The top U.S. derivatives watchdog voted on Friday to allow U.S. banks operating overseas to be governed by foreign rules in some cases, soothing some Wall Street concerns that banks might have to comply with both U.S. and foreign regulations.

The Commodity Futures Trading Commission adopted the plan in a public vote at its headquarters, a day after it ended a monthslong trans-Atlantic rift with European regulators over how to address the complex issue of cross-border trading of derivatives.

Under the CFTC's guidance, foreign branches of U.S. banks will be allowed to operate under other countries' regulations for some trading rules, though the CFTC will first determine whether the foreign regulations are sufficiently tough.

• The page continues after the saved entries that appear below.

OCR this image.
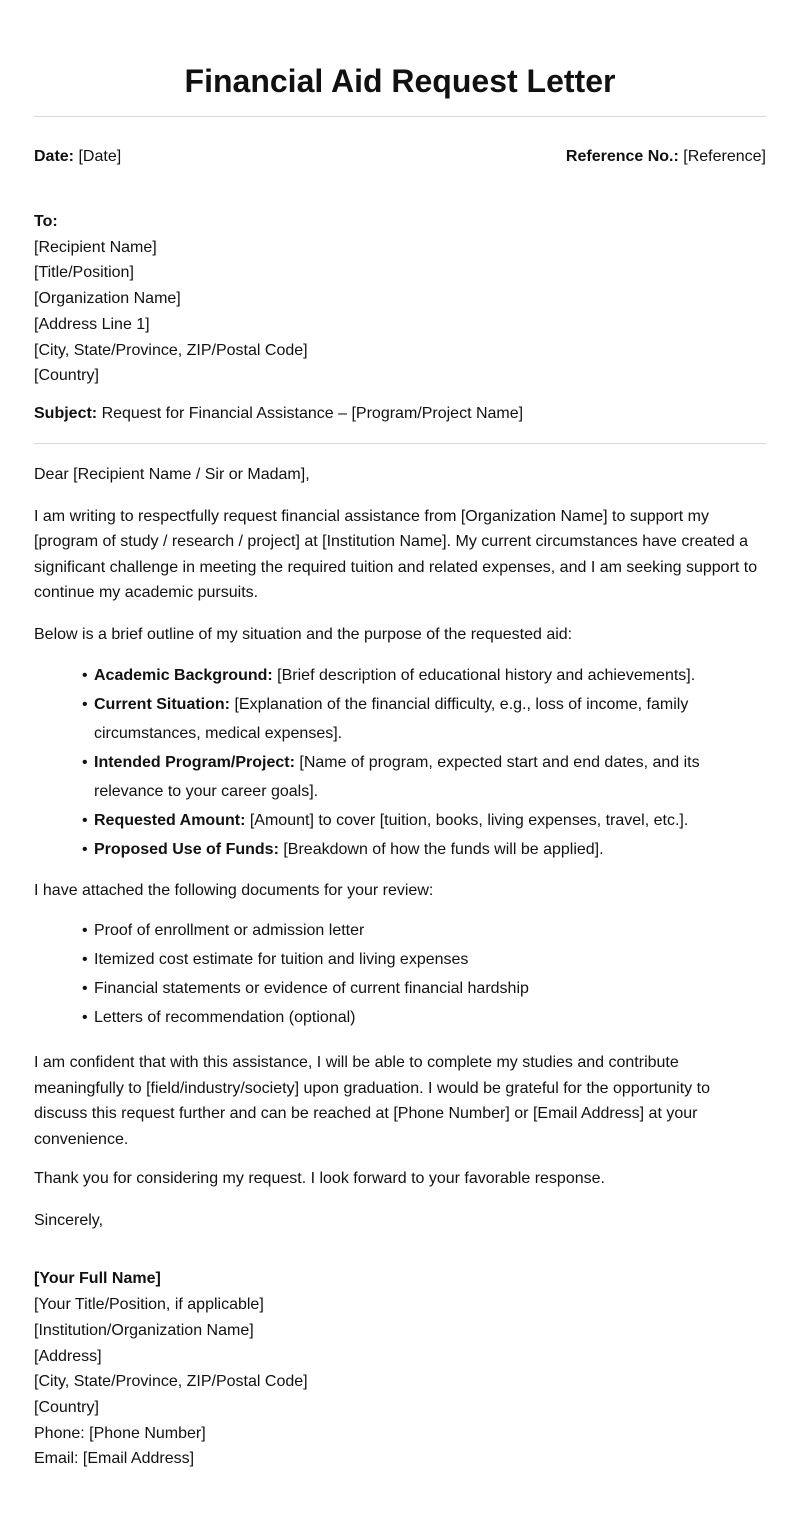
Financial Aid Request Letter
Date: [Date]	Reference No.: [Reference]
To:
[Recipient Name]
[Title/Position]
[Organization Name]
[Address Line 1]
[City, State/Province, ZIP/Postal Code]
[Country]
Subject: Request for Financial Assistance – [Program/Project Name]

Dear [Recipient Name / Sir or Madam],

I am writing to respectfully request financial assistance from [Organization Name] to support my [program of study / research / project] at [Institution Name]. My current circumstances have created a significant challenge in meeting the required tuition and related expenses, and I am seeking support to continue my academic pursuits.

Below is a brief outline of my situation and the purpose of the requested aid:

• Academic Background: [Brief description of educational history and achievements].
• Current Situation: [Explanation of the financial difficulty, e.g., loss of income, family circumstances, medical expenses].
• Intended Program/Project: [Name of program, expected start and end dates, and its relevance to your career goals].
• Requested Amount: [Amount] to cover [tuition, books, living expenses, travel, etc.].
• Proposed Use of Funds: [Breakdown of how the funds will be applied].

I have attached the following documents for your review:

• Proof of enrollment or admission letter
• Itemized cost estimate for tuition and living expenses
• Financial statements or evidence of current financial hardship
• Letters of recommendation (optional)

I am confident that with this assistance, I will be able to complete my studies and contribute meaningfully to [field/industry/society] upon graduation. I would be grateful for the opportunity to discuss this request further and can be reached at [Phone Number] or [Email Address] at your convenience.

Thank you for considering my request. I look forward to your favorable response.

Sincerely,

[Your Full Name]
[Your Title/Position, if applicable]
[Institution/Organization Name]
[Address]
[City, State/Province, ZIP/Postal Code]
[Country]
Phone: [Phone Number]
Email: [Email Address]
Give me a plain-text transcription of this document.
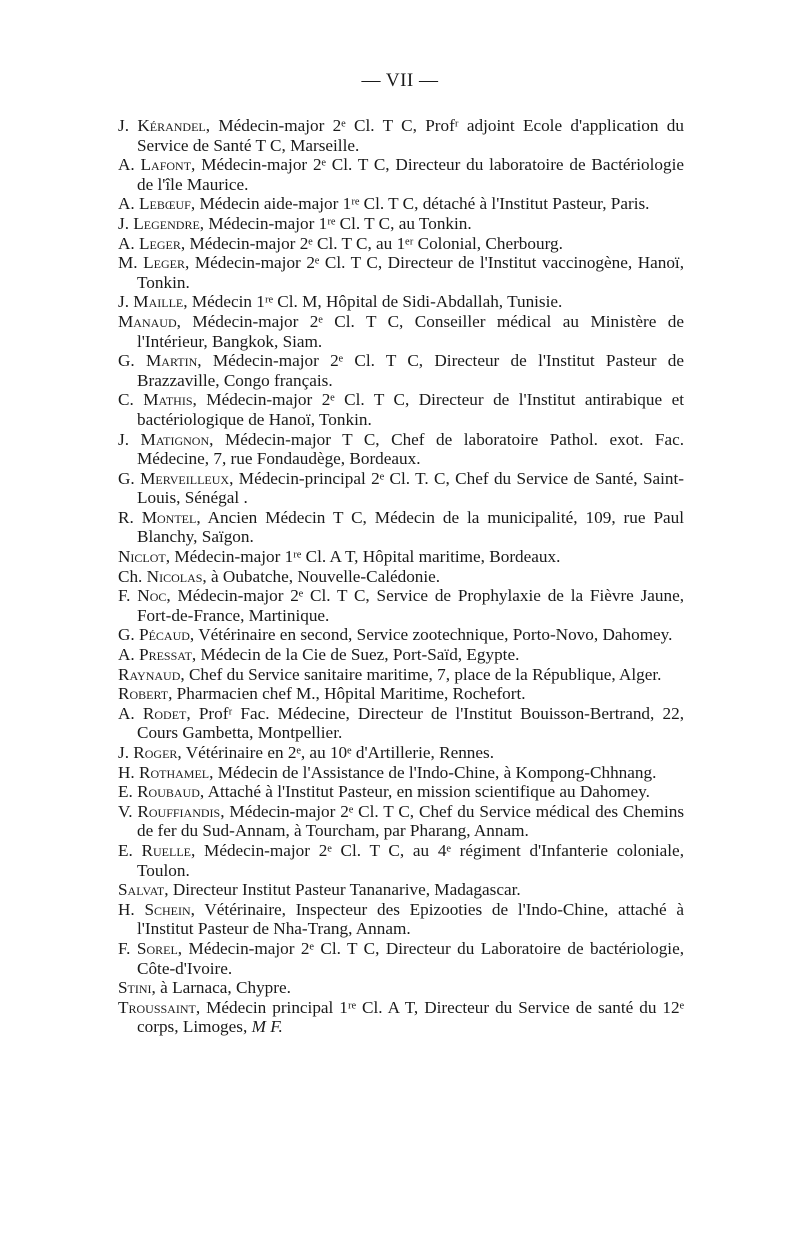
— VII —

J. Kérandel, Médecin-major 2ᵉ Cl. T C, Profʳ adjoint Ecole d'application du Service de Santé T C, Marseille.

A. Lafont, Médecin-major 2ᵉ Cl. T C, Directeur du laboratoire de Bactériologie de l'île Maurice.

A. Lebœuf, Médecin aide-major 1ʳᵉ Cl. T C, détaché à l'Institut Pasteur, Paris.

J. Legendre, Médecin-major 1ʳᵉ Cl. T C, au Tonkin.

A. Leger, Médecin-major 2ᵉ Cl. T C, au 1ᵉʳ Colonial, Cherbourg.

M. Leger, Médecin-major 2ᵉ Cl. T C, Directeur de l'Institut vaccinogène, Hanoï, Tonkin.

J. Maille, Médecin 1ʳᵉ Cl. M, Hôpital de Sidi-Abdallah, Tunisie.

Manaud, Médecin-major 2ᵉ Cl. T C, Conseiller médical au Ministère de l'Intérieur, Bangkok, Siam.

G. Martin, Médecin-major 2ᵉ Cl. T C, Directeur de l'Institut Pasteur de Brazzaville, Congo français.

C. Mathis, Médecin-major 2ᵉ Cl. T C, Directeur de l'Institut antirabique et bactériologique de Hanoï, Tonkin.

J. Matignon, Médecin-major T C, Chef de laboratoire Pathol. exot. Fac. Médecine, 7, rue Fondaudège, Bordeaux.

G. Merveilleux, Médecin-principal 2ᵉ Cl. T. C, Chef du Service de Santé, Saint-Louis, Sénégal .

R. Montel, Ancien Médecin T C, Médecin de la municipalité, 109, rue Paul Blanchy, Saïgon.

Niclot, Médecin-major 1ʳᵉ Cl. A T, Hôpital maritime, Bordeaux.

Ch. Nicolas, à Oubatche, Nouvelle-Calédonie.

F. Noc, Médecin-major 2ᵉ Cl. T C, Service de Prophylaxie de la Fièvre Jaune, Fort-de-France, Martinique.

G. Pécaud, Vétérinaire en second, Service zootechnique, Porto-Novo, Dahomey.

A. Pressat, Médecin de la Cie de Suez, Port-Saïd, Egypte.

Raynaud, Chef du Service sanitaire maritime, 7, place de la République, Alger.

Robert, Pharmacien chef M., Hôpital Maritime, Rochefort.

A. Rodet, Profʳ Fac. Médecine, Directeur de l'Institut Bouisson-Bertrand, 22, Cours Gambetta, Montpellier.

J. Roger, Vétérinaire en 2ᵉ, au 10ᵉ d'Artillerie, Rennes.

H. Rothamel, Médecin de l'Assistance de l'Indo-Chine, à Kompong-Chhnang.

E. Roubaud, Attaché à l'Institut Pasteur, en mission scientifique au Dahomey.

V. Rouffiandis, Médecin-major 2ᵉ Cl. T C, Chef du Service médical des Chemins de fer du Sud-Annam, à Tourcham, par Pharang, Annam.

E. Ruelle, Médecin-major 2ᵉ Cl. T C, au 4ᵉ régiment d'Infanterie coloniale, Toulon.

Salvat, Directeur Institut Pasteur Tananarive, Madagascar.

H. Schein, Vétérinaire, Inspecteur des Epizooties de l'Indo-Chine, attaché à l'Institut Pasteur de Nha-Trang, Annam.

F. Sorel, Médecin-major 2ᵉ Cl. T C, Directeur du Laboratoire de bactériologie, Côte-d'Ivoire.

Stini, à Larnaca, Chypre.

Troussaint, Médecin principal 1ʳᵉ Cl. A T, Directeur du Service de santé du 12ᵉ corps, Limoges, M F.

The CFTC also granted banks a period of delays during which the new rules would be phased in.

"The far-flung operations of U.S. financial institutions have to comply with Dodd-Frank, though at times it might be through comparable regimes elsewhere," said CFTC Chairman Gary Gensler.

Regulators are cracking down on the $630 trillion swaps market, one of the main arenas of the 2007-09 credit meltdown, a market that mushroomed into a vast playground for speculators from modest beginnings in the mid-1980s.

The CFTC's so-called final guidance was the last major piece of a raft of new rules the agency is writing in an effort to make the derivatives market safer.

The plan contained no major shifts from what the CFTC proposed a year ago, though much of the impact on the market would depend on the wording of the final version, which will be published in the coming days.

"I'm sure it's a few hundreds pages and we only got the highlights, but it sounds like to a significant extent it's similar to where they were at the beginning," said Joel Telpner, a New-York based partner at law firm Jones Day.

Banks such as Citigroup, JPMorgan Chase and Bank of America, which dominate the lucrative derivatives market, had been anxiously waiting to see the finer print of the rules.

Friday was the last day the CFTC could decide on the issue as a broad exemptive relief from its rules expired. Failure to have rules in place would cause regulatory chaos and invoke the wrath of already critical politicians.

The CFTC had been divided about the issue itself, and it was unclear whether Gensler would be able to round up the required three votes for the plan. But he reached a last-minute deal with fellow Democrat Commissioner Mark Wetjen earlier this week.